Starting Dec. 18, “roadside enforcement personnel will begin documenting violations on roadside inspection reports and, at the jurisdiction’s discretion, will issue citations to commercial motor vehicle drivers operating vehicles without a compliant ELD,” CVSA said in a statement. But carriers in effect will have an additional three-and-a-half months to install ELDs.

The CVSA’s action alleviates fears that thousands of truckers could be placed out of service for not having ELDs starting Dec. 18, stranding freight a week before Christmas. That holiday logistical nightmare would likely have spiked spot market rates as trucks were dispatched to rescue stranded cargo and drivers. Concern about capacity shortages is already rising.

The Aug. 28 announcement clarifies how events are likely to unfold as the mandate takes effect and gives motor carriers struggling to prepare for the requirement, which effects approximately 3 million drivers, more breathing room. “Phased-in” enforcement of the mandate also may blunt attempts to delay implementation of the rule on Capitol Hill.

“The December deadline for this important safety regulation was established by the Federal Motor Carrier Safety Administration [FMCSA] in 2015 following a decade of regulatory inquiry, study, litigation, and ultimately a congressional mandate,” CVSA executive director Collin B. Mooney said in a letter to FMCSA Deputy Administrator Daphne Jefferson.

He expressed “strong opposition” to any delay in the mandate. “Despite what opponents of the mandate may argue, the enforcement community is ready to begin enforcement of the requirement on Dec. 18,” Mooney said.

In short, truckers may receive a citation (and associated fine) if they do not have ELDs installed and operating Dec. 18, but they will not be ordered off the road and out-of-service. Information on companies and drivers that receive citations could be used by regulators to identify and investigate carriers suspected of not complying with the mandate.

Starting April 1, however, truck drivers that do not have ELDs will not drive away from a roadside inspection. They will be placed out-of-service by the state regulatory officials, roadside inspectors, and police officers represented by the CVSA, using its North American Out of Service Criteria.
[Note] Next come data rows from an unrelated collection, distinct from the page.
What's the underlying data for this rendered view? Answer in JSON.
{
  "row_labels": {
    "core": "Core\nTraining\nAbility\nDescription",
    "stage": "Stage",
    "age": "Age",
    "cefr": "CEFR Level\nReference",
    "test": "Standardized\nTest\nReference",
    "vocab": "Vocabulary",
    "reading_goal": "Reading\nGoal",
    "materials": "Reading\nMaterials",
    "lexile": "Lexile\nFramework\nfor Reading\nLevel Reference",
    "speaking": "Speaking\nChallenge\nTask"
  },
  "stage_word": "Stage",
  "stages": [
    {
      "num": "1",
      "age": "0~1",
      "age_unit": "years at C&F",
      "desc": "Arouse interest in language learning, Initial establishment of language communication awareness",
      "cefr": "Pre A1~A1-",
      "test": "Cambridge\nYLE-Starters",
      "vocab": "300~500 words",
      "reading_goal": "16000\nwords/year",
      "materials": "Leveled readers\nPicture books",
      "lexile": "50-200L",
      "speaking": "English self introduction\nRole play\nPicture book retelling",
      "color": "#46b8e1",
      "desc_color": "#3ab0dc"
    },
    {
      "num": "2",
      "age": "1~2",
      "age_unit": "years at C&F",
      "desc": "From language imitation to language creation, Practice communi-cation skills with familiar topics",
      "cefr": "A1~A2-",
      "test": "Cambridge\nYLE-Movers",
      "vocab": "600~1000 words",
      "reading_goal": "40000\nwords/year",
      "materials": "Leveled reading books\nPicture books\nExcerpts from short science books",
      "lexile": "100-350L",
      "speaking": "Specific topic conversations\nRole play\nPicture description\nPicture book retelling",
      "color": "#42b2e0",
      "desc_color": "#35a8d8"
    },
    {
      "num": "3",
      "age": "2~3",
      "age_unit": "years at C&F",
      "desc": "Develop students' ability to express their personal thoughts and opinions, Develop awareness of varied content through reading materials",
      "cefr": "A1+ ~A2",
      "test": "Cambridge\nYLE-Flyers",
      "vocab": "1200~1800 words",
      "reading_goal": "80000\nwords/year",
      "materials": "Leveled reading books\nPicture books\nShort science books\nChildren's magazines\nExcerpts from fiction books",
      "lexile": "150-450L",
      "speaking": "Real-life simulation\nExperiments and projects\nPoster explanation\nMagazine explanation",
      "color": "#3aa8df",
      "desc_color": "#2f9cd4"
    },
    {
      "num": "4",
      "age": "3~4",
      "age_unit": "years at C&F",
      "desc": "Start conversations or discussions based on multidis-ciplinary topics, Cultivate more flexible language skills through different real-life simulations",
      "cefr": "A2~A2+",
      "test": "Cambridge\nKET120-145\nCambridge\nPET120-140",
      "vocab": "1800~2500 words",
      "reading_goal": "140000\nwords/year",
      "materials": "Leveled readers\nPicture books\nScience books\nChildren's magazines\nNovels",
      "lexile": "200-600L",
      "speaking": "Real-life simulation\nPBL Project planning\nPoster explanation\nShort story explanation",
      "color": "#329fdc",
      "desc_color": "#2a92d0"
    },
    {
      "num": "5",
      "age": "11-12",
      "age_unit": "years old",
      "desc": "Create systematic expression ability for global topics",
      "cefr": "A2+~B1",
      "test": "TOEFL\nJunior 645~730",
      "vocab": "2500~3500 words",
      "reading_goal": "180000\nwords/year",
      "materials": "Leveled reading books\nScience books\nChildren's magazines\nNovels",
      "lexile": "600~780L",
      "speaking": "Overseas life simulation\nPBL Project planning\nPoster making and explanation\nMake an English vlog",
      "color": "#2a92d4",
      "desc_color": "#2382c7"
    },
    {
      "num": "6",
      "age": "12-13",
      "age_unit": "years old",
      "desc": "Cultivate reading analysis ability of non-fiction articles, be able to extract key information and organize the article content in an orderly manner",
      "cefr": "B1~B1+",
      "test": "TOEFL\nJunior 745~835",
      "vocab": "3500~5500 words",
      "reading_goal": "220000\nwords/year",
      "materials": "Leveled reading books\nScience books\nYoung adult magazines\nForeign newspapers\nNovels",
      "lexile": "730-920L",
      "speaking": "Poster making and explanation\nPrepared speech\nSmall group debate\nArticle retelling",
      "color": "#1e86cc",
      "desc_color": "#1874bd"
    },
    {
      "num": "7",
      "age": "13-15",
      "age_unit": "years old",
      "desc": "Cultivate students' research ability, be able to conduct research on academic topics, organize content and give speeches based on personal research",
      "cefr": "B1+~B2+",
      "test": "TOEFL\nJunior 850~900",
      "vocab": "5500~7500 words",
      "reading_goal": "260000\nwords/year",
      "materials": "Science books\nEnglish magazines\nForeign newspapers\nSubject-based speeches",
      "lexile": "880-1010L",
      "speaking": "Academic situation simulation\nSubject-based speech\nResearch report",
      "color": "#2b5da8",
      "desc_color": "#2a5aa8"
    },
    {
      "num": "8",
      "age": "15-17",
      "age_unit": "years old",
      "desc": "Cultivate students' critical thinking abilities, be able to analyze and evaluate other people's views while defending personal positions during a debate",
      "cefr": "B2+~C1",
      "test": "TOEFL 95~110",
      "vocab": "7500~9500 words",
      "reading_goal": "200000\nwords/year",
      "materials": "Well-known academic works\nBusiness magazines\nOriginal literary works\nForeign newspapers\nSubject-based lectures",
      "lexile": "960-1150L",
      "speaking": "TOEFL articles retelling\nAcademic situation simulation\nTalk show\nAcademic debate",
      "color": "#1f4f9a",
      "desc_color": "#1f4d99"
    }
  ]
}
Someone else will have to pick up the freight being hauled by that out-of-service driver.

The electronic logging mandate is expected to have a far-reaching effect on US businesses and domestic and international supply chains, starting with a potential spike in port drayage costs. Truckload carriers and owner-operators may feel the brunt of the impact, but the advent of the ELD era could affect supply chain strategies that extend well beyond trucking procurement.

As Dec. 18 draws closer, many smaller trucking companies reportedly are far from ready to switch from paper logbooks to ELDs. A variety of groups, led by the Owner-Operator Independent Drivers Association, are seeking either an outright delay of the regulation or exemptions for specific types of trucking operations, such as drivers of rental trucks.

Companies that have not yet placed orders for ELDs may face shortages of the devices as the Dec. 18 deadline approaches. “The vendors don’t have barges sitting off the coast loaded with thousands of these devices,” John Seidl, a transportation consultant with Integrated Risk Solutions and former roadside inspector, said during an Aug. 3 JOC.com webcast.

Logistics executives, including C.H. Robinson Worldwide CEO John Wiehoff, have expressed concern that implementation of the ELD mandate in December could get “very messy.” The CVSA decision to phase in enforcement should alleviate the threat of an immediate pre-Christmas capacity snap and make a more gradual tightening of capacity over the next year more likely.

“CVSA member jurisdictions have used this phased-in approach in the past when implementing a significant change in regulatory requirements,” Mooney said in his letter. He said the CVSA board and FMCSA agreed the two-phase enforcement strategy would be the best approach and would “promote a smoother transition to the new ELD requirement.”

However, truckers, fleet operators, brokers, and shippers should not delay compliance plans. Those that do not take advantage of the “wiggle room” the phased-in approach affords may find themselves in a tight spot April 1.